Montana Sen. Jon Tester last week announced $1.8 million in grants to the Montana Conservation Corps for this year. But Trump’s 2018 budget would zero out the Corporation for National and Community Service, the umbrella organization that MCC is a part of.

The Corporation for National Community Service is a federal agency that engages millions of Americans in service through its core programs — Senior Corps, AmeriCorps, and the Social Innovation Fund — and the national volunteer efforts through Serve.gov. MCC is part of Americorps and every year, MCC crews clear a lot of trail in the Bob Marshall Wilderness and Glacier Park.

Crews are generally young college-aged students. They get a stipend of $550 to $600 every two weeks and if they complete the program, they get a $5,300 award that is used to pay down college tuition costs, MCC state director Jono McKinney said last week.

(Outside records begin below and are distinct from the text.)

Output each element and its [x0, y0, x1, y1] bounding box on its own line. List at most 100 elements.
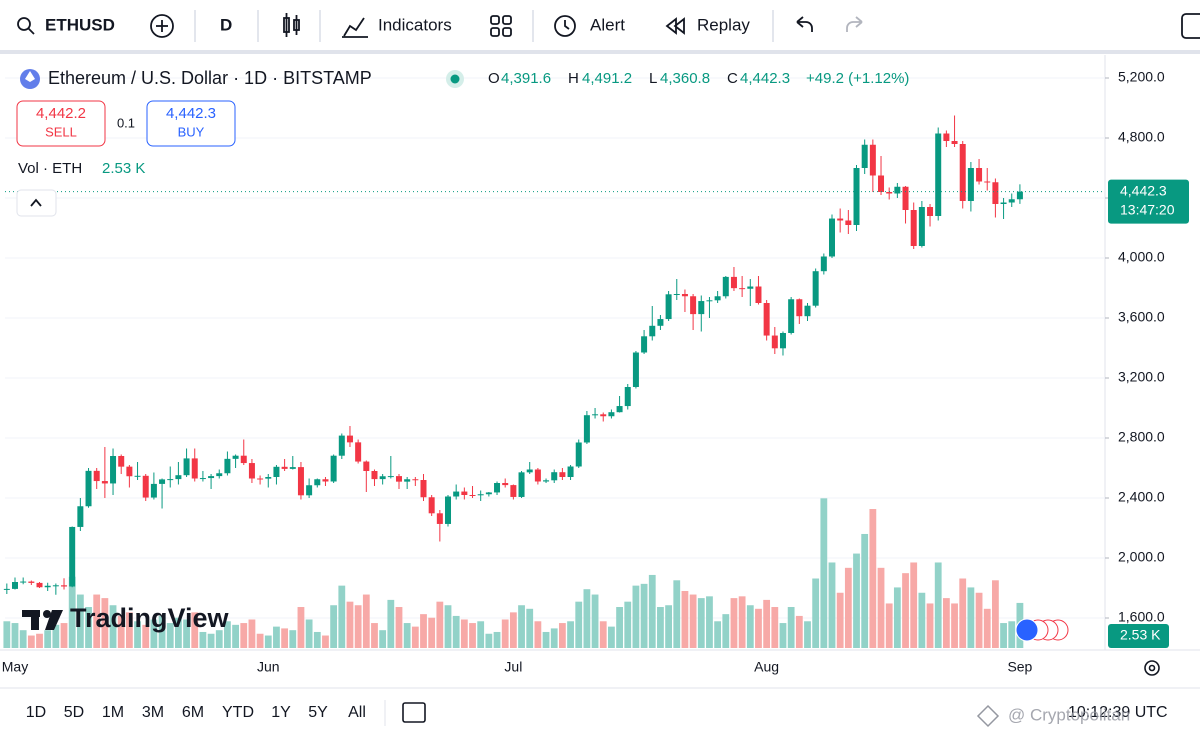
alert-icon[interactable] [554, 15, 576, 37]
candle-body [575, 442, 582, 467]
ohlc-value: 4,391.6 [501, 70, 551, 87]
indicators-icon[interactable] [343, 17, 365, 37]
candle-body [297, 467, 304, 496]
volume-bar [27, 635, 35, 648]
range-bar: 1D 5D 1M 3M 6M YTD 1Y 5Y All [26, 704, 366, 721]
candle-body [216, 473, 223, 477]
candle-body [592, 414, 599, 416]
candle-body [363, 461, 370, 471]
range-button[interactable]: 1D [26, 704, 46, 721]
layout-icon[interactable] [490, 15, 500, 25]
candle-body [935, 133, 942, 216]
candle-body [118, 456, 125, 467]
y-tick-label: 2,800.0 [1118, 429, 1165, 445]
volume-bar [11, 623, 19, 648]
candle-body [12, 582, 18, 589]
volume-bar [869, 509, 877, 648]
goto-date-button[interactable] [402, 702, 426, 723]
candle-body [681, 294, 688, 297]
symbol[interactable]: ETHUSD [45, 15, 115, 34]
replay-button[interactable]: Replay [697, 15, 750, 34]
candle-body [796, 299, 803, 317]
range-button[interactable]: 1Y [271, 704, 291, 721]
candle-body [1008, 199, 1015, 203]
candle-body [771, 335, 778, 349]
candle-body [20, 581, 27, 583]
sell-price: 4,442.2 [36, 105, 86, 122]
candle-body [445, 496, 452, 524]
range-button[interactable]: 5Y [308, 704, 328, 721]
volume-legend-label: Vol · ETH [18, 160, 82, 177]
candle-body [248, 463, 255, 479]
buy-button[interactable] [146, 100, 236, 147]
volume-bar [215, 630, 223, 648]
interval[interactable]: D [220, 15, 232, 34]
candle-body [191, 458, 198, 479]
y-tick-label: 1,600.0 [1118, 609, 1165, 625]
volume-bar [616, 607, 623, 648]
candle-body [534, 469, 541, 482]
candle-body [273, 466, 280, 477]
indicators-button[interactable]: Indicators [378, 15, 452, 34]
search-icon[interactable] [17, 17, 31, 31]
volume-bar [36, 633, 43, 648]
range-button[interactable]: 1M [102, 704, 124, 721]
candle-body [608, 412, 615, 417]
candle-body [502, 483, 509, 486]
volume-bar [125, 612, 133, 648]
candle-body [485, 492, 492, 495]
x-tick-label: May [2, 659, 28, 675]
add-symbol-button[interactable] [150, 14, 174, 38]
candle-body [199, 478, 206, 480]
candle-body [992, 182, 999, 204]
watermark-logo: TradingView [70, 603, 230, 633]
candle-body [101, 481, 108, 484]
ohlc-key: O [488, 70, 500, 87]
candle-body [779, 333, 786, 349]
redo-icon[interactable] [846, 16, 863, 32]
sell-button[interactable] [16, 100, 106, 147]
candle-body [224, 458, 231, 474]
collapse-legend[interactable] [16, 189, 57, 217]
volume-bar [76, 594, 84, 648]
candle-body [551, 472, 558, 481]
range-button[interactable]: 3M [142, 704, 164, 721]
candle-body [281, 466, 288, 469]
volume-bar [550, 628, 558, 648]
range-button[interactable]: 6M [182, 704, 204, 721]
volume-bar [354, 605, 362, 648]
panel-toggle[interactable] [1181, 13, 1200, 39]
ohlc-key: H [568, 70, 579, 87]
settings-button[interactable] [1144, 660, 1160, 676]
volume-bar [942, 598, 950, 648]
candle-body [910, 210, 917, 246]
range-button[interactable]: All [348, 704, 366, 721]
volume-bar [460, 619, 468, 648]
volume-bar [158, 615, 166, 648]
x-tick-label: Aug [754, 659, 779, 675]
candle-body [902, 186, 909, 210]
volume-bar [93, 594, 101, 648]
logo-dot [43, 610, 51, 618]
volume-bar [967, 587, 975, 648]
volume-bar [150, 619, 158, 648]
alert-button[interactable]: Alert [590, 15, 625, 34]
y-tick-label: 4,800.0 [1118, 129, 1165, 145]
candle-body [85, 470, 92, 507]
layout-icon [502, 27, 512, 37]
range-button[interactable]: YTD [222, 704, 254, 721]
candle-body [461, 491, 468, 495]
candle-body [788, 299, 795, 333]
layout-icon [490, 27, 500, 37]
volume-bar [175, 617, 182, 648]
y-tick-label: 2,000.0 [1118, 549, 1165, 565]
range-button[interactable]: 5D [64, 704, 84, 721]
volume-bar [844, 567, 852, 648]
candle-body [93, 470, 100, 482]
undo-icon[interactable] [796, 16, 813, 32]
symbol-title: Ethereum / U.S. Dollar · 1D · BITSTAMP [48, 68, 372, 88]
volume-bar [403, 623, 411, 648]
candle-body [624, 387, 631, 407]
y-tick-label: 5,200.0 [1118, 69, 1165, 85]
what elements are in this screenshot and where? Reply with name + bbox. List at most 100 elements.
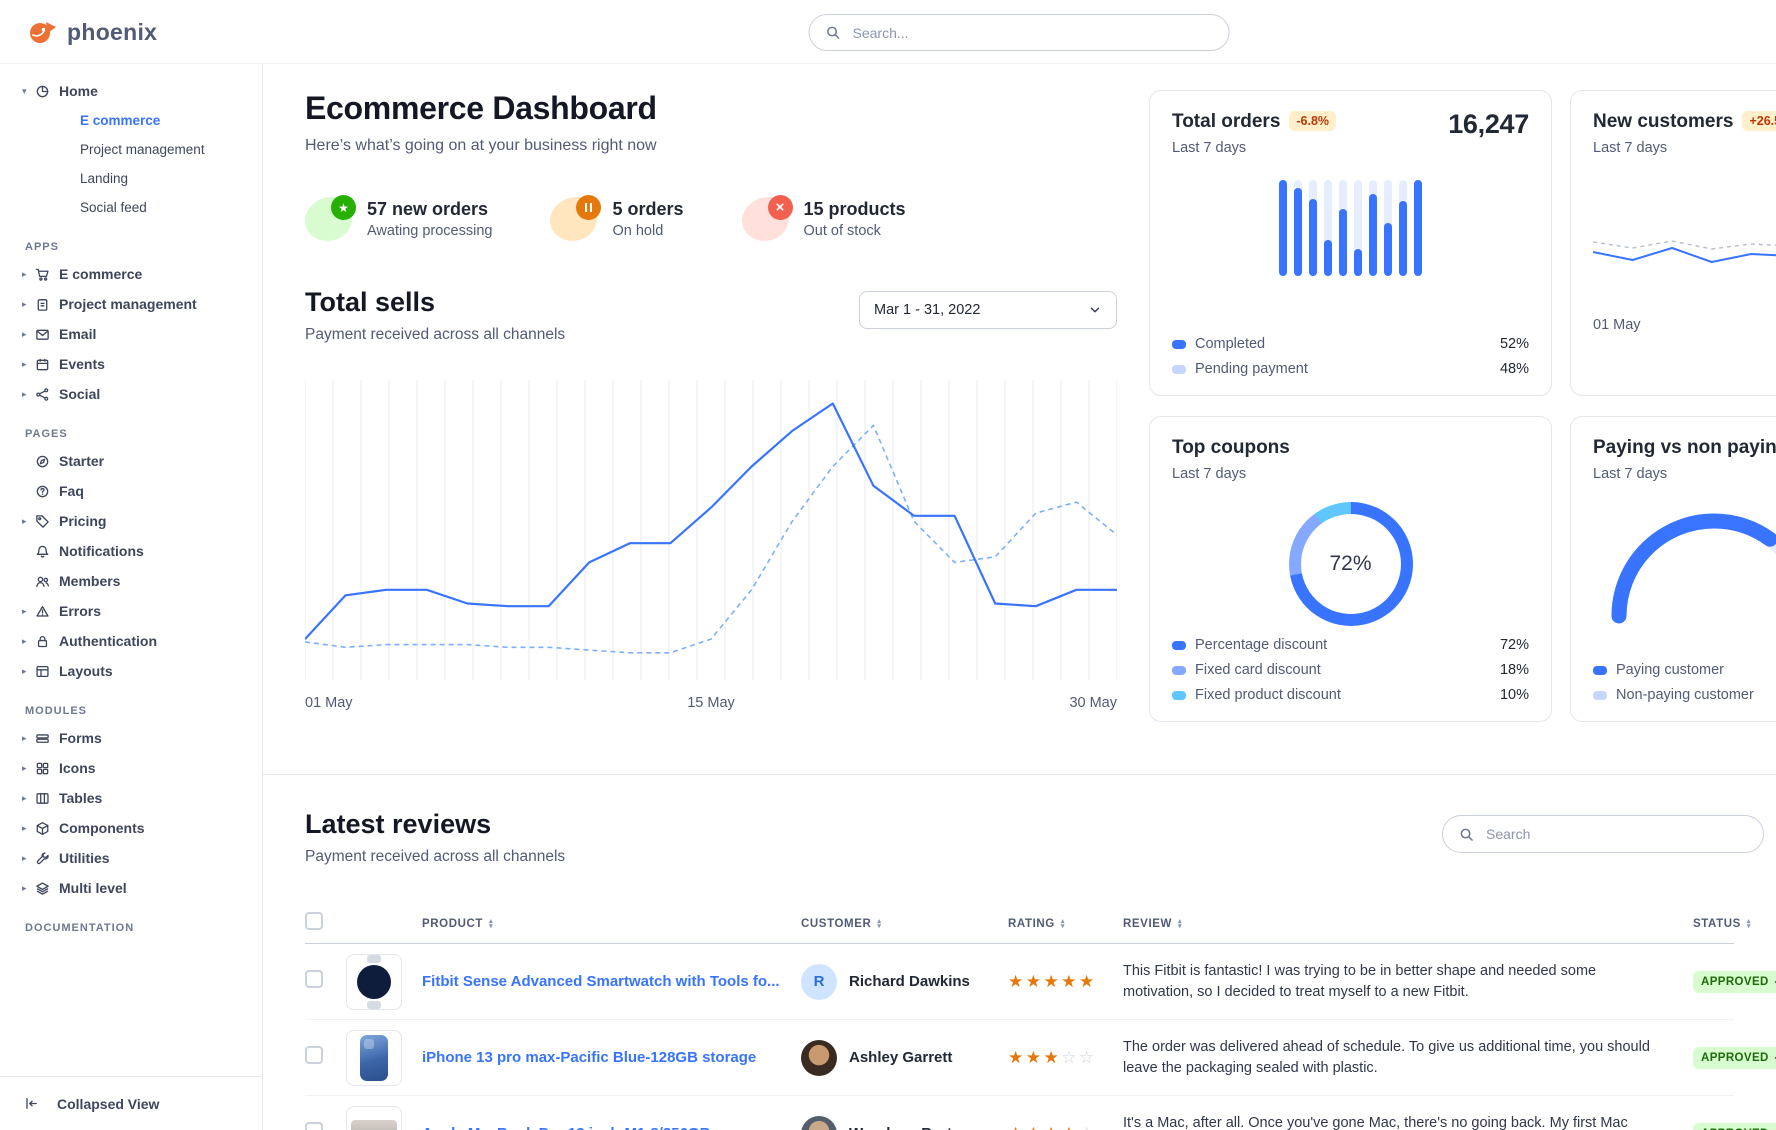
- sidebar-item-label: Pricing: [59, 513, 107, 529]
- star-filled-icon: ★: [1008, 1124, 1026, 1130]
- status-cell: APPROVED: [1693, 1046, 1776, 1069]
- column-header-status[interactable]: STATUS ▴ ▾: [1693, 917, 1752, 930]
- sidebar-item-errors[interactable]: ▸ Errors: [0, 596, 262, 626]
- collapsed-view-toggle[interactable]: Collapsed View: [0, 1076, 262, 1130]
- sidebar-item-label: Notifications: [59, 543, 144, 559]
- lock-icon: [35, 634, 50, 649]
- paying-gauge: [1599, 504, 1776, 629]
- stat-blob: ★: [305, 195, 356, 241]
- row-checkbox[interactable]: [305, 1122, 323, 1130]
- order-bar: [1414, 180, 1422, 276]
- collapsed-view-label: Collapsed View: [57, 1095, 160, 1112]
- stat-blob: ×: [741, 195, 793, 241]
- legend-label: Completed: [1195, 336, 1266, 352]
- legend-label: Fixed card discount: [1195, 662, 1321, 678]
- reviews-search[interactable]: [1442, 815, 1764, 853]
- product-link[interactable]: Fitbit Sense Advanced Smartwatch with To…: [422, 973, 780, 990]
- product-link[interactable]: Apple MacBook Pro 13 inch-M1-8/256GB-spa…: [422, 1125, 801, 1130]
- caret-right-icon: ▸: [22, 822, 27, 833]
- watch-thumbnail: [357, 954, 391, 1009]
- status-cell: APPROVED: [1693, 970, 1776, 993]
- status-badge: APPROVED: [1693, 970, 1776, 993]
- search-icon: [826, 25, 841, 40]
- order-bar: [1294, 180, 1302, 276]
- sidebar-subitem-social-feed[interactable]: Social feed: [80, 200, 147, 215]
- product-image[interactable]: [346, 1029, 402, 1086]
- rating-stars: ★★★☆☆: [1008, 1048, 1123, 1068]
- sidebar-item-forms[interactable]: ▸ Forms: [0, 723, 262, 753]
- sidebar-section-modules: MODULES: [25, 705, 87, 717]
- sidebar-item-e-commerce[interactable]: ▸ E commerce: [0, 259, 262, 289]
- order-bar: [1309, 180, 1317, 276]
- sidebar-item-email[interactable]: ▸ Email: [0, 319, 262, 349]
- star-filled-icon: ★: [1043, 1047, 1062, 1067]
- sidebar-item-utilities[interactable]: ▸ Utilities: [0, 843, 262, 873]
- reviews-search-input[interactable]: [1484, 825, 1747, 843]
- sidebar-section-apps: APPS: [25, 241, 59, 253]
- sidebar-item-faq[interactable]: Faq: [0, 476, 262, 506]
- search-icon: [1459, 827, 1474, 842]
- sidebar-item-label: Home: [59, 83, 98, 99]
- legend-label: Paying customer: [1616, 662, 1724, 678]
- sidebar-item-members[interactable]: Members: [0, 566, 262, 596]
- table-icon: [35, 791, 50, 806]
- kpi-cards: Total orders -6.8% Last 7 days 16,247 Com…: [1149, 90, 1776, 722]
- product-image[interactable]: [346, 953, 402, 1010]
- sidebar-item-social[interactable]: ▸ Social: [0, 379, 262, 409]
- star-filled-icon: ★: [1079, 971, 1097, 991]
- select-all-checkbox[interactable]: [305, 912, 323, 930]
- search-input[interactable]: [850, 23, 1213, 42]
- sidebar-subitem-landing[interactable]: Landing: [80, 171, 129, 186]
- top-header: phoenix: [0, 0, 1776, 64]
- status-cell: APPROVED: [1693, 1122, 1776, 1130]
- column-header-product[interactable]: PRODUCT ▴ ▾: [422, 917, 494, 930]
- legend-swatch: [1172, 339, 1186, 349]
- column-header-review[interactable]: REVIEW ▴ ▾: [1123, 917, 1183, 930]
- sidebar-item-starter[interactable]: Starter: [0, 446, 262, 476]
- caret-right-icon: ▸: [22, 515, 27, 526]
- row-checkbox[interactable]: [305, 970, 323, 988]
- column-header-customer[interactable]: CUSTOMER ▴ ▾: [801, 917, 882, 930]
- global-search[interactable]: [808, 14, 1230, 51]
- status-label: APPROVED: [1701, 975, 1769, 988]
- iphone-thumbnail: [360, 1034, 388, 1081]
- date-range-select[interactable]: Mar 1 - 31, 2022: [859, 291, 1117, 329]
- sidebar-item-authentication[interactable]: ▸ Authentication: [0, 626, 262, 656]
- legend-item: Pending payment 48%: [1172, 361, 1529, 377]
- stat-value: 57 new orders: [367, 199, 489, 219]
- caret-right-icon: ▸: [22, 298, 27, 309]
- row-checkbox-cell: [305, 1122, 346, 1130]
- legend-swatch: [1172, 665, 1186, 675]
- sidebar-item-layouts[interactable]: ▸ Layouts: [0, 656, 262, 686]
- sidebar-item-tables[interactable]: ▸ Tables: [0, 783, 262, 813]
- sidebar-item-icons[interactable]: ▸ Icons: [0, 753, 262, 783]
- brand-logo[interactable]: phoenix: [26, 0, 157, 64]
- sidebar-item-notifications[interactable]: Notifications: [0, 536, 262, 566]
- product-link[interactable]: iPhone 13 pro max-Pacific Blue-128GB sto…: [422, 1049, 757, 1066]
- sidebar-item-pricing[interactable]: ▸ Pricing: [0, 506, 262, 536]
- stat-awating-processing: ★ 57 new orders Awating processing: [305, 195, 492, 241]
- sort-icon: ▴ ▾: [1746, 917, 1752, 930]
- sidebar-item-label: Utilities: [59, 850, 110, 866]
- sidebar-item-events[interactable]: ▸ Events: [0, 349, 262, 379]
- sidebar-item-components[interactable]: ▸ Components: [0, 813, 262, 843]
- sidebar-item-home[interactable]: ▾ Home: [0, 76, 262, 106]
- order-bar: [1384, 180, 1392, 276]
- customer-name: Ashley Garrett: [849, 1049, 953, 1066]
- sidebar-item-multi-level[interactable]: ▸ Multi level: [0, 873, 262, 903]
- sidebar-subitem-project-management[interactable]: Project management: [80, 142, 205, 157]
- caret-right-icon: ▸: [22, 762, 27, 773]
- sidebar-subitem-e-commerce[interactable]: E commerce: [80, 113, 161, 128]
- sidebar-item-label: Authentication: [59, 633, 157, 649]
- order-bar: [1324, 180, 1332, 276]
- card-period: Last 7 days: [1172, 466, 1247, 482]
- card-period: Last 7 days: [1593, 140, 1668, 156]
- main-content: Ecommerce Dashboard Here’s what’s going …: [263, 64, 1776, 1130]
- caret-right-icon: ▸: [22, 268, 27, 279]
- sidebar-item-label: Events: [59, 356, 105, 372]
- star-filled-icon: ★: [1061, 1124, 1079, 1130]
- column-header-rating[interactable]: RATING ▴ ▾: [1008, 917, 1065, 930]
- product-image[interactable]: [346, 1105, 402, 1130]
- sidebar-item-project-management[interactable]: ▸ Project management: [0, 289, 262, 319]
- row-checkbox[interactable]: [305, 1046, 323, 1064]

This year, MCC has 78 AmeriCorps members serving in the Kalispell region, McKinney said. This summer there will be three seven-person crews working 12 weeks apiece in the Spotted Bear District and another crew working fuels reduction for six weeks. In addition, crews will be spending 25 weeks on projects in Glacier and a Blackfeet crew will be working on the reservation and in the Badger-Two Medicine, Kalispell Director Cliff Kipp said.

They also will be working on projects closer to home — they just finished building a crib wall on the Columbia Mountain Trail.

Statewide they worked about 400,000 hours last year and cleared nearly 1,000 miles of trail. This is the 26th year of the program.

Tester said he would “fight tooth and nail” against cuts to the program, noting the program does a great service to the community and the country as a whole.

MCC is also a stepping stone into a career for many workers in the field of conservation and forestry, Kipp noted. Agencies and nonprofits are more likely to hire MCC program grads because they have a history of working with the crews.

McKinney told the story of an Afghanistan veteran who joined the program because she still wanted “to be part of a mission.”